Un conservatisme drapé de valeurs passéistes et d’un nationalisme très peu inclusif assaille actuellement de nombreuses démocraties. Illusoire, donc, de croire que nous serions à l’abri.
Le conservatisme
Le conservatisme accepte le changement, mais il le veut restreint et résultant d’une évolution « naturelle » des choses. Il s’arrime aux valeurs traditionnelles et à la religion comme guides pour construire ses idéologies politiques, morales, environnementales et scientifiques, et en matière de libertés individuelles.
Le conservatisme du Parti conservateur du Canada (PCC) n’est plus progressiste. Il est populiste et racoleur : le gros bon sens. Taille minimale de l’État, minimum d’impôts et de taxes : sa vision du développement économique laisse les profits aux entreprises qui feraient censément ruisseler les investissements pour qu’ils se cristallisent en création d’emplois. Mais cette approche nuirait à la classe moyenne et à la préservation des filets sociaux, ne profitant qu’aux personnes les mieux nanties.
Les travailleuses et les travailleurs salarié-es
Cœur de la classe moyenne, nombre de salarié-es sont syndiqué-es. Leurs cotisations syndicales financent l’application des conventions collectives, incluant les frais légaux de règlement des griefs. Elles financent aussi le fonctionnement administratif et opérationnel des syndicats, et les activités de représentation et de mobilisation.
Le PCC de Pierre Poilievre formera probablement le prochain gouvernement canadien. Les syndicats craignent ses prises de position qui sont inquiétantes pour les travailleuses et les travailleurs parce qu’elles auraient un impact majeur sur les politiques et la législation du travail.
Une des craintes concerne la protection des travailleuses et des travailleurs par les syndicats. Magali Picard, présidente de la FTQ, y voit une cible dans le dos de la Formule Rand et ce, depuis longtemps.
La Formule Rand oblige le prélèvement de la cotisation syndicale sur la paye de tous les employé-es profitant d’une convention collective, et non sur la paye de seulement celles et ceux qui souhaitent adhérer au syndicat. C’est en tant qu’arbitre, lors d’un conflit de travail à l’usine Ford de Windsor en Ontario en 1946, que le juge Ivan Cleveland Rand (1884 – 1969) a proposé ce qui s’appelle désormais la Formule Rand.

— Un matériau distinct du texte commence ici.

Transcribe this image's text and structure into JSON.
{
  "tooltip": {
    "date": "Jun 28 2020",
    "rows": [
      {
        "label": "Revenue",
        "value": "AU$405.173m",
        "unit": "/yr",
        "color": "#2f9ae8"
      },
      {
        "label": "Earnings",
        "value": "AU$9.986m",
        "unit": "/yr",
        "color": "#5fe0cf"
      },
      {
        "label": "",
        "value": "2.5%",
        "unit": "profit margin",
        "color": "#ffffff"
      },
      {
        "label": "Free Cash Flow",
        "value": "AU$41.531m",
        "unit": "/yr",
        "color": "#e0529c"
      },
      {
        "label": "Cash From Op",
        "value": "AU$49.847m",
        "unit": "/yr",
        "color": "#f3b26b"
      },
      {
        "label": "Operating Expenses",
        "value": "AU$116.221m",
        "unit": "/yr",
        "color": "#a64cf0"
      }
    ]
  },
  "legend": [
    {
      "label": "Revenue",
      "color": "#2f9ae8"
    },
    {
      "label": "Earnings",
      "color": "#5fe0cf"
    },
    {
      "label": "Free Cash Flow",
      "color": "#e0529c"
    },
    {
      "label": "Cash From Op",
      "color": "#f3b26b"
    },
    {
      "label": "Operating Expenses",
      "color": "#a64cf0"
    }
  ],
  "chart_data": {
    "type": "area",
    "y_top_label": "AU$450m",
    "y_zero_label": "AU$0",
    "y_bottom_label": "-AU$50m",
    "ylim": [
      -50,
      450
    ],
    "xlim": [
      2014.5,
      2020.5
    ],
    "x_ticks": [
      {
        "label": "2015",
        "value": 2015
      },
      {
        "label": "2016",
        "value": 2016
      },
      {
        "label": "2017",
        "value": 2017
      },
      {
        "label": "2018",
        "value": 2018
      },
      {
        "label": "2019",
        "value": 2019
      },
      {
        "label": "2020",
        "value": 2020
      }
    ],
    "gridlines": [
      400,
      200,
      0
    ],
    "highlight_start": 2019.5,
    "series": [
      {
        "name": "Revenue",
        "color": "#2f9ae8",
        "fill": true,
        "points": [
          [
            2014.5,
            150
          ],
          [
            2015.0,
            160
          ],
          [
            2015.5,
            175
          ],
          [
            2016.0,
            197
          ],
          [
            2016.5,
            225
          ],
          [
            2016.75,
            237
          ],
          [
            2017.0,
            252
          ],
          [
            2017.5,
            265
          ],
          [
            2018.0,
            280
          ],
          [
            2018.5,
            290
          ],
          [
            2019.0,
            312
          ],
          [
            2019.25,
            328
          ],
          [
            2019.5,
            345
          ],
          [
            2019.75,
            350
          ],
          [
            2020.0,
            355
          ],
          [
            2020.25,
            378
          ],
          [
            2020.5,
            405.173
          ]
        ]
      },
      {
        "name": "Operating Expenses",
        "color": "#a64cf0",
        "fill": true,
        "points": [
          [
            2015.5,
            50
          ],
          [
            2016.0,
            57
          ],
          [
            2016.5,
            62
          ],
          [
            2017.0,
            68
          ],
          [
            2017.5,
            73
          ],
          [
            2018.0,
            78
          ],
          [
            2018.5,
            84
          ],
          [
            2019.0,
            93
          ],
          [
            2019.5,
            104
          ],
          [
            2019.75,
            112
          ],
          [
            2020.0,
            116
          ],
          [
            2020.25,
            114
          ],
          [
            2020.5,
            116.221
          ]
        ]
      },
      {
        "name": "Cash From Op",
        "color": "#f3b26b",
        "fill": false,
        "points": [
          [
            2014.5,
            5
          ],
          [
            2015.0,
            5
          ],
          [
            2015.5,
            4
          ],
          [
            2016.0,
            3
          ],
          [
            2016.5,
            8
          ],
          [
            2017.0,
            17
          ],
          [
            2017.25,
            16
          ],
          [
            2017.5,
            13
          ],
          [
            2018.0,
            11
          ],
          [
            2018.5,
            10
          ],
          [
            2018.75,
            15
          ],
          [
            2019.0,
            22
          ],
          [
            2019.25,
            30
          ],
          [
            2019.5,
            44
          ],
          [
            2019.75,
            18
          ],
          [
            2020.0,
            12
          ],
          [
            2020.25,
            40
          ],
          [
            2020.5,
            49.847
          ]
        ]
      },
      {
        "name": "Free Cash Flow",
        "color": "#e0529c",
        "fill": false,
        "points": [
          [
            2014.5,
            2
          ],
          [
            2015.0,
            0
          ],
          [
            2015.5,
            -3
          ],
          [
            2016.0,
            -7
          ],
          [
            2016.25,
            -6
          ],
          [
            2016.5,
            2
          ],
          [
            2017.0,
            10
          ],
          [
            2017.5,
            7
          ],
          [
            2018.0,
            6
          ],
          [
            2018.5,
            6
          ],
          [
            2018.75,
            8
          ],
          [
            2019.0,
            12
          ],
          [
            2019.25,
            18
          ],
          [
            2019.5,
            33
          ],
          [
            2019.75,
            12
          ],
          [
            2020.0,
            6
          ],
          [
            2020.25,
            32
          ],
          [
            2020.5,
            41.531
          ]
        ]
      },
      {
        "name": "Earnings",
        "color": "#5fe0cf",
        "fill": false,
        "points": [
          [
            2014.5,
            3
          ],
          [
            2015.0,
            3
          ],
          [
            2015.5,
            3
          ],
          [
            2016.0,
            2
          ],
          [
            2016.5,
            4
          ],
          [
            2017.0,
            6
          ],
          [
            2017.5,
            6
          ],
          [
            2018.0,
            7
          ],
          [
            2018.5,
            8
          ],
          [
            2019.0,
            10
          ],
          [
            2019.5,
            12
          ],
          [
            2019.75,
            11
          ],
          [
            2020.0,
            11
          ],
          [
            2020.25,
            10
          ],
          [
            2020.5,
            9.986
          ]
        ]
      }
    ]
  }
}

Les travailleuses et travailleurs sont à risque
Le PCC pourrait accéder au pouvoir dans la première moitié de 2025. Les syndicats sont aux aguets. En 2013, Pierre Poilievre, alors député du PCC, minimisait déjà les mérites de la Formule Rand, prétendant que les dirigeants syndicaux ne l’aimaient pas ! [1]
Plus tard il en a rajouté, en souhaitant une législation « right to work », présente dans plus d’une vingtaine d’États américains. De telles lois affaiblissent considérablement le pouvoir syndical en diminuant les revenus provenant des cotisations. Les salaires et les avantages sociaux sont, en moyenne, inférieurs dans les États où des lois de ce type sont en vigueur. [2]
Selon l’Énoncé politique du PCC adopté en septembre 2023, l’adhésion syndicale serait facultative, ce qui constitue une attaque frontale contre la Formule Rand. Cette position est clairement confirmée puisqu’on y lit que « l’affiliation syndicale obligatoire et les contributions financières comme condition d’emploi limitent la liberté économique des Canadiens et freinent la croissance économique ». [3]
Le gouvernement canadien vient d’adopter le projet de loi C-58 anti-briseur-euses de grève. Si l’adhésion et les cotisations syndicales deviennent facultatives, des entreprises pourraient se retrouver avec des briseurs et briseuses de grève qui agiraient en toute légalité puisqu’ils-elles feraient partie d’un groupe d’employé-es salarié-es non syndiqué-es qui ne seraient pas obligé-es de respecter les moyens de pression adoptés par l’autre groupe, celui des employé-es syndiqué-es. Car le PCC veut aussi que les syndicats ne puissent plus sanctionner les travailleuses et travailleurs qui ne participent pas aux moyens de pression.
Syndicalisme et gains sociaux
Il est prouvé que les salaires des syndiqué-es sont souvent supérieur-es à ceux des non-syndiqué-es pour des emplois comparables. Mais il est vrai aussi que les avancées salariales en milieux syndiqués poussent à la hausse le salaire minimum et les salaires en milieux non-syndiqués.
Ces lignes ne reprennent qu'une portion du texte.